Si cette approche de bulldozer lui joue souvent de vilains tours - pensons à son affirmation de la semaine dernière que personne ne lit les programmes électoraux... qu'il a ensuite regrettée et nuancée! -, il y a des situations où il faut reconnaître que ça peut être de la très bonne politique.
Le cas du train grande vitesse, le fameux TGV Québec-Windsor, est l'un de ceux où il faut se féliciter d'entendre tonner le premier citoyen de la capitale pour défendre les intérêts des siens. Si le projet fait l'objet d'un consensus, s'il rallie les partis malgré son coût exorbitant - l'investissement est évalué entre 15 et 20 milliards $ - eh bien, Québec doit recevoir ses trains futuristes en même temps que Montréal et Toronto. Pas question de commencer par le tronçon le plus achalandé, sinon, la capitale finira laissée-pour-compte.

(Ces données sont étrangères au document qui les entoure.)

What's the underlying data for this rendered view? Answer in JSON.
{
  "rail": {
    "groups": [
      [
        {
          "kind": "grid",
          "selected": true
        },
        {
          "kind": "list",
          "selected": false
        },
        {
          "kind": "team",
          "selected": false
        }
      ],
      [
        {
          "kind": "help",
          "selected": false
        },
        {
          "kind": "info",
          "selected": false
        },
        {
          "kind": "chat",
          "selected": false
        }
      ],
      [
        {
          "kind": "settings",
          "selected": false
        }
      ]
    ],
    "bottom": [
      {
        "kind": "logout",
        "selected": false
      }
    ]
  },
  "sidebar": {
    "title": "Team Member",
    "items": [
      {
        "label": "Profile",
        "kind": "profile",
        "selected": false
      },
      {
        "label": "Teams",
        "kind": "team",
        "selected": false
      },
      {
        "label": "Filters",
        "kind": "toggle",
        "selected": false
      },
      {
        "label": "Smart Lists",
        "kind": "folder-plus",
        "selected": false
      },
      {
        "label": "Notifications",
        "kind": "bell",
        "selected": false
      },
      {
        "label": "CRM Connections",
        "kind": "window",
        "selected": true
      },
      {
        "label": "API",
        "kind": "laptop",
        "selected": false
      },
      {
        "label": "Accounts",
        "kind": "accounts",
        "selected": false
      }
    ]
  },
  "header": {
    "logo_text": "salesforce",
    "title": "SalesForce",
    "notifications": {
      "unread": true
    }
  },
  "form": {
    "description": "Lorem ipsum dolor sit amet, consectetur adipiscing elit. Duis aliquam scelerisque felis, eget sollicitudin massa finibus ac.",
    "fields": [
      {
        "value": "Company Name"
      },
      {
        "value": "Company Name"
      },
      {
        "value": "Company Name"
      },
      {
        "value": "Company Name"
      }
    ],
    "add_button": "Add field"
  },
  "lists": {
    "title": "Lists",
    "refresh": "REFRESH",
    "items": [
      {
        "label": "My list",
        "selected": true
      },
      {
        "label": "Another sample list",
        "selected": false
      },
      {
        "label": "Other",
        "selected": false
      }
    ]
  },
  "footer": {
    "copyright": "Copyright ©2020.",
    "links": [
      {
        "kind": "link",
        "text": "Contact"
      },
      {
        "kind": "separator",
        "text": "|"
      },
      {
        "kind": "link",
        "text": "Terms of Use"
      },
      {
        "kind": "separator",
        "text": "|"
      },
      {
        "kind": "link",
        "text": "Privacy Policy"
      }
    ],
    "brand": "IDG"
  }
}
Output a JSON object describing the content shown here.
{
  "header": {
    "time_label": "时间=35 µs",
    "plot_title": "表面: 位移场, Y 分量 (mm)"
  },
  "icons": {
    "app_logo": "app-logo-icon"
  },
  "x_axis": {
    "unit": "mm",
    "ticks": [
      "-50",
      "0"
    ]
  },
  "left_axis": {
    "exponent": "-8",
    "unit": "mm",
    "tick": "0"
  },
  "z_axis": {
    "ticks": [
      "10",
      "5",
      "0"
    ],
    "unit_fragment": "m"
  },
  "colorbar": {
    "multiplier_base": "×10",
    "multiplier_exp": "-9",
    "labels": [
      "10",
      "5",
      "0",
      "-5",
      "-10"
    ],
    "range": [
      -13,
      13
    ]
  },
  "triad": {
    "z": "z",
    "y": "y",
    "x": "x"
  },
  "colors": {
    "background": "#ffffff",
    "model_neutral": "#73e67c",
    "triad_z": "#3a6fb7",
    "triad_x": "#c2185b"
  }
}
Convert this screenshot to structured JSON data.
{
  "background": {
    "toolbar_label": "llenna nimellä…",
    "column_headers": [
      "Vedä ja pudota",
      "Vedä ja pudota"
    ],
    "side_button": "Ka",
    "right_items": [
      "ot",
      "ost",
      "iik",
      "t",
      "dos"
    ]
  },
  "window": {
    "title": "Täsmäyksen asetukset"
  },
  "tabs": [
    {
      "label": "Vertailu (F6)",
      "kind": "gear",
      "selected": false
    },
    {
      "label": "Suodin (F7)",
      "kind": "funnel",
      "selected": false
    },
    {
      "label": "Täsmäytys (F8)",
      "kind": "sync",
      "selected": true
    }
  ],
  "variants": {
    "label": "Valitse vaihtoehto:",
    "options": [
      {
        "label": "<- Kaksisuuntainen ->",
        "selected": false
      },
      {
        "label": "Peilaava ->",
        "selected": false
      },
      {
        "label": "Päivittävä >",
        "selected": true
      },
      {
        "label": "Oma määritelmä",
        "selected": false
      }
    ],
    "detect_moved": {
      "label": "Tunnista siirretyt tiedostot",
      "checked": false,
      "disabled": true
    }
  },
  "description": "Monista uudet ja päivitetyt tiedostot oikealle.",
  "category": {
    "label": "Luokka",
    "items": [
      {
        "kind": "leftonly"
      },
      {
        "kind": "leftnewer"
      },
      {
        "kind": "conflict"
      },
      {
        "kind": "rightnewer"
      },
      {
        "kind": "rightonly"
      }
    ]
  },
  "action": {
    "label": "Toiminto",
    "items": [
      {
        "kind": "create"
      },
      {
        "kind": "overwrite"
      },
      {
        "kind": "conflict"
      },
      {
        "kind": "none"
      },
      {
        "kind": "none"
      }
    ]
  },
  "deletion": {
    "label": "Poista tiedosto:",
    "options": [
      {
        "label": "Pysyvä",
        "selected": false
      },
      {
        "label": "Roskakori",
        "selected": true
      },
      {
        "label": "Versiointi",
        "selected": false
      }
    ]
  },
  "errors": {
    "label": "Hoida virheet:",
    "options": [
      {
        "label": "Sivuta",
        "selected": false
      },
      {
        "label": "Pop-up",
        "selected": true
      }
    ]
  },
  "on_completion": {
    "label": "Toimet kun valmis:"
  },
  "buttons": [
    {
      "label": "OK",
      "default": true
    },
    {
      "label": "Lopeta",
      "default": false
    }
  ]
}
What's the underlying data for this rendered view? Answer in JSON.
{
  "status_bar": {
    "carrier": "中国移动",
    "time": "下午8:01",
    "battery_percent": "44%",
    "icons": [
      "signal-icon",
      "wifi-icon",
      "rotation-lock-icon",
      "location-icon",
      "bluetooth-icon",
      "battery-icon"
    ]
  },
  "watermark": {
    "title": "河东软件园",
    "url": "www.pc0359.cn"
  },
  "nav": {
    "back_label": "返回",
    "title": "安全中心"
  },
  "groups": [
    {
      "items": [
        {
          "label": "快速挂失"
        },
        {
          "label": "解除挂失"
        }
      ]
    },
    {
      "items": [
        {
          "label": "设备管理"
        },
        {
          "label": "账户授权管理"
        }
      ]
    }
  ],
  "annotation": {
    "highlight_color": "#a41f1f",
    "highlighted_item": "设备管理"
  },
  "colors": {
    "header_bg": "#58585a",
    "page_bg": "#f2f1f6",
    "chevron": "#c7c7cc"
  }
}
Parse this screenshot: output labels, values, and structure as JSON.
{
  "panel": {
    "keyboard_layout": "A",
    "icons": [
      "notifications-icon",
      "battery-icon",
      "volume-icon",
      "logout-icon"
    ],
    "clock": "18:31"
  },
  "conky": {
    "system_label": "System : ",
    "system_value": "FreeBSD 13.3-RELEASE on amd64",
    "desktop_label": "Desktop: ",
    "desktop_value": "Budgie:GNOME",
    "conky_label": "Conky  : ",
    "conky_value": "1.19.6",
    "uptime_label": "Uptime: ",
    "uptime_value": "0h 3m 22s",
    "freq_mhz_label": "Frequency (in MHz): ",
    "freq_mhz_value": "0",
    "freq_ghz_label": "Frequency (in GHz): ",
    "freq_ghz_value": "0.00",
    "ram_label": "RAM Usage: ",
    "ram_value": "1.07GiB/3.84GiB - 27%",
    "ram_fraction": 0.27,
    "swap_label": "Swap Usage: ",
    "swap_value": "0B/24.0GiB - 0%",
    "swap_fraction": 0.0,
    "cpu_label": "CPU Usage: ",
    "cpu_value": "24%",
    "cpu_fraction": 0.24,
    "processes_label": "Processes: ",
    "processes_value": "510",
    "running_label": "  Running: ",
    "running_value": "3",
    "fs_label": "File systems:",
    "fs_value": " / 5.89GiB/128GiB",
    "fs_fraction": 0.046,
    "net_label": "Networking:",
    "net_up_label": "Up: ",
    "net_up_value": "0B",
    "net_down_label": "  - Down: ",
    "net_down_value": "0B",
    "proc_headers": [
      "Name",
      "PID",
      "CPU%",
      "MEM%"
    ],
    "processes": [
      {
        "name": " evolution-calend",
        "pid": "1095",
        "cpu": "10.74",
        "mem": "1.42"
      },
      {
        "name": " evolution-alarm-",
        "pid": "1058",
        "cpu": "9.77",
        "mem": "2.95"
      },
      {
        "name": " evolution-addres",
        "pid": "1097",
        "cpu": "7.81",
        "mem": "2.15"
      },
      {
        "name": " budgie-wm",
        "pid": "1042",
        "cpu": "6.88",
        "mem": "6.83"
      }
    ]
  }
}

Régis Labeaume est conscient qu'il jouit actuellement d'un immense capital de sympathie auprès des citoyens de la grande région de Québec. Il sait de même que celui-ci peut disparaître rapidement. Alors pendant que ça dure, il sème la crainte pour récolter la manne.
Aucun chef de parti n'a en effet envie de se le mettre à dos. Aucun élu ne veut prendre le risque de se faire vilipender en campagne par un politicien qui a la langue aussi bien pendue et le croc aussi acéré. Conservateurs, libéraux, bloquistes, péquistes, tout le monde le courtise, l'encense et tient à se faire photographier à ses côtés. Or, M. Labeaume l'a compris et monnaye donc l'endossement de ses projets.
Dans le cas du train, la région de Québec a-t-elle absolument besoin d'un TGV? La réponse honnête est non. Surtout dans le contexte économique actuel et dans l'état des finances publiques. Mais elle a nécessairement besoin d'un train rapide pour relier Montréal dans un délai beaucoup plus court et à une beaucoup plus grande fréquence.
Toutefois, la mode est au TGV. La Chine vient de signer avec Bombardier un contrat pour la livraison de 80 trains grande vitesse et de 1120 voitures. En avril dernier, le président Barack Obama présentait son plan pour doter les États-Unis de 10 nouveaux réseaux de trains à grande vitesse, dont trois concernent directement ou indirectement Montréal. Ici, Michael Ignatieff et Gilles Duceppe sont d'accord pour en faire une priorité.
Alors, emboîtons le pas au maire Labeaume pour ne pas rater le départ.